Dua minggu berlalu sejak Ruby tinggal di rumah milik Garcia, hari-harinya sungguh terasa tenang dan nyaman. Mia dan Daiya yang ditugaskan menjaga serta melayani Ruby, keduanya mengerjakan tugas mereka dengan sangat baik. Untuk pertama kalinya semenjak pengkhianatan Arslan, Ruby merasakan sebuah kedamaian.

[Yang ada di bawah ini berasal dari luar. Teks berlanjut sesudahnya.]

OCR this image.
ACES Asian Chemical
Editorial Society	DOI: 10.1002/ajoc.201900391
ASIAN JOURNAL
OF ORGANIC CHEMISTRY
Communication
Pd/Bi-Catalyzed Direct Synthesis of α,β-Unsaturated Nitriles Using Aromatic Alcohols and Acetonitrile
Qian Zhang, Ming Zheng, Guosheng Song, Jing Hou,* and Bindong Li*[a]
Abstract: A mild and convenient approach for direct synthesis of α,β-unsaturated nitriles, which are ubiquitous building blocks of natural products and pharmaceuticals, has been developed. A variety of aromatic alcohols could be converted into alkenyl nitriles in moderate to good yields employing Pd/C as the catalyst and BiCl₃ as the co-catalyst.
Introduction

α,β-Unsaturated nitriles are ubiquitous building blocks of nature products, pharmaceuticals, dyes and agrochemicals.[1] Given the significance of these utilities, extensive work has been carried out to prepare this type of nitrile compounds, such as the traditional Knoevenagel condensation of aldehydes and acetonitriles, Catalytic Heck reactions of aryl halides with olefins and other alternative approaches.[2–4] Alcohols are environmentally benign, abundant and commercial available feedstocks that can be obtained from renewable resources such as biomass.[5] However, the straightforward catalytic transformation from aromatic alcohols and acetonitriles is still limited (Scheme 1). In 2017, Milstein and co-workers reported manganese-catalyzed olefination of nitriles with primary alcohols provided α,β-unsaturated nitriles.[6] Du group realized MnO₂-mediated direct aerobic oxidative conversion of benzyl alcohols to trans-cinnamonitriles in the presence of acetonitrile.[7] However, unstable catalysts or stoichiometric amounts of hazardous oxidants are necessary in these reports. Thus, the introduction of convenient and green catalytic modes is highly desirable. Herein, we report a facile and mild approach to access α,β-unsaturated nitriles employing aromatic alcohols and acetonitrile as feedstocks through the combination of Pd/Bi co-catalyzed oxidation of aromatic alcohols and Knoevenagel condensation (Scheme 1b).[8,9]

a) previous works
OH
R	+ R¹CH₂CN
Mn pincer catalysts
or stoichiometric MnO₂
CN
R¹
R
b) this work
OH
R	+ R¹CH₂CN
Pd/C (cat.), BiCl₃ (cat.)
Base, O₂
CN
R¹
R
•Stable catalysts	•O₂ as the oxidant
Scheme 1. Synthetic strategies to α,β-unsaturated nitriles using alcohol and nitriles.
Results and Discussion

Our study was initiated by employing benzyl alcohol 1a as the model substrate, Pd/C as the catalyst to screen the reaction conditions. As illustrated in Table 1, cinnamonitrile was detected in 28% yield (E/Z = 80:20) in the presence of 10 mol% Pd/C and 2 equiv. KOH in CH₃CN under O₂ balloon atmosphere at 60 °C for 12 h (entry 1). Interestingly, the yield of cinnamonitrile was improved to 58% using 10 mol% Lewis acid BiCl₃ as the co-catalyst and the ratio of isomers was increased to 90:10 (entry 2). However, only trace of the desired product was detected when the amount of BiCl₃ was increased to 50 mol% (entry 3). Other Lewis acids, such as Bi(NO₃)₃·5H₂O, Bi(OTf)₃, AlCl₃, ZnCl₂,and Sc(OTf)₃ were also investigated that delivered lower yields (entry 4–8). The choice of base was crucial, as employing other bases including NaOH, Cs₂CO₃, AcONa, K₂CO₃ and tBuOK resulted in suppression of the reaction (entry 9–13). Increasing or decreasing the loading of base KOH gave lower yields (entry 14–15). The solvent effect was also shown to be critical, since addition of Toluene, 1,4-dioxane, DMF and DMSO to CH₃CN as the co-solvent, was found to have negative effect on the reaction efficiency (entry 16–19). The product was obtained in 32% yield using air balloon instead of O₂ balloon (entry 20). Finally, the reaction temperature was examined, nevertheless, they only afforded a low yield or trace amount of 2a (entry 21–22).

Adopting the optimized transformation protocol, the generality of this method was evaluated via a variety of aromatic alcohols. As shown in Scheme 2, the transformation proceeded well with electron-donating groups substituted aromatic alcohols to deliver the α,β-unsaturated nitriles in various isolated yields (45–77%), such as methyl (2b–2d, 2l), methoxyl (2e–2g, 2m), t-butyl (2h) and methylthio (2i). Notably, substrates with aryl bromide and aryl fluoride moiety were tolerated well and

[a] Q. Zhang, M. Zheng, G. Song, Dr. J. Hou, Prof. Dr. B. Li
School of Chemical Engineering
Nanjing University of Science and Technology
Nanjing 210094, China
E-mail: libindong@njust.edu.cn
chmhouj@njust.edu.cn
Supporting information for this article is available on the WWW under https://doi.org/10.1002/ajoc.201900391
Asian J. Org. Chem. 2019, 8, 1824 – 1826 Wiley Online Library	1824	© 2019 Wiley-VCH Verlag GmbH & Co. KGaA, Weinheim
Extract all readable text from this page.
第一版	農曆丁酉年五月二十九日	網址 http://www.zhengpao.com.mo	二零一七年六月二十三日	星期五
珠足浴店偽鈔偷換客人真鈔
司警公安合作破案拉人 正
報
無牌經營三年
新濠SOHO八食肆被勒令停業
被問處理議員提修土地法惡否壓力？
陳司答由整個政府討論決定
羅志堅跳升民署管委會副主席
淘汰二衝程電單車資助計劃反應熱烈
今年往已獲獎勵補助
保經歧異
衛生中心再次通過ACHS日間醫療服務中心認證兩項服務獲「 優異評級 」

Akan tetapi, tentu saja hal itu tak memudarkan semangat Ruby untuk mendapatkan keadilan atas yang dilakukan oleh Arslan dan Nyonya Rose pada dirinya.
Garcia belum pernah datang semenjak mengantar Ruby hari itu, tetapi wanita itu akan menghubungi Ruby secara berkala sehingga komunikasi mereka berdua tetap terjalin. Setiap tiga hari sekali, seorang dokter kandungan juga akan datang untuk memeriksa Ruby. Semuanya berjalan dengan cukup baik. Ruby berharap, setidaknya itu terjadi sampai dirinya melahirkan.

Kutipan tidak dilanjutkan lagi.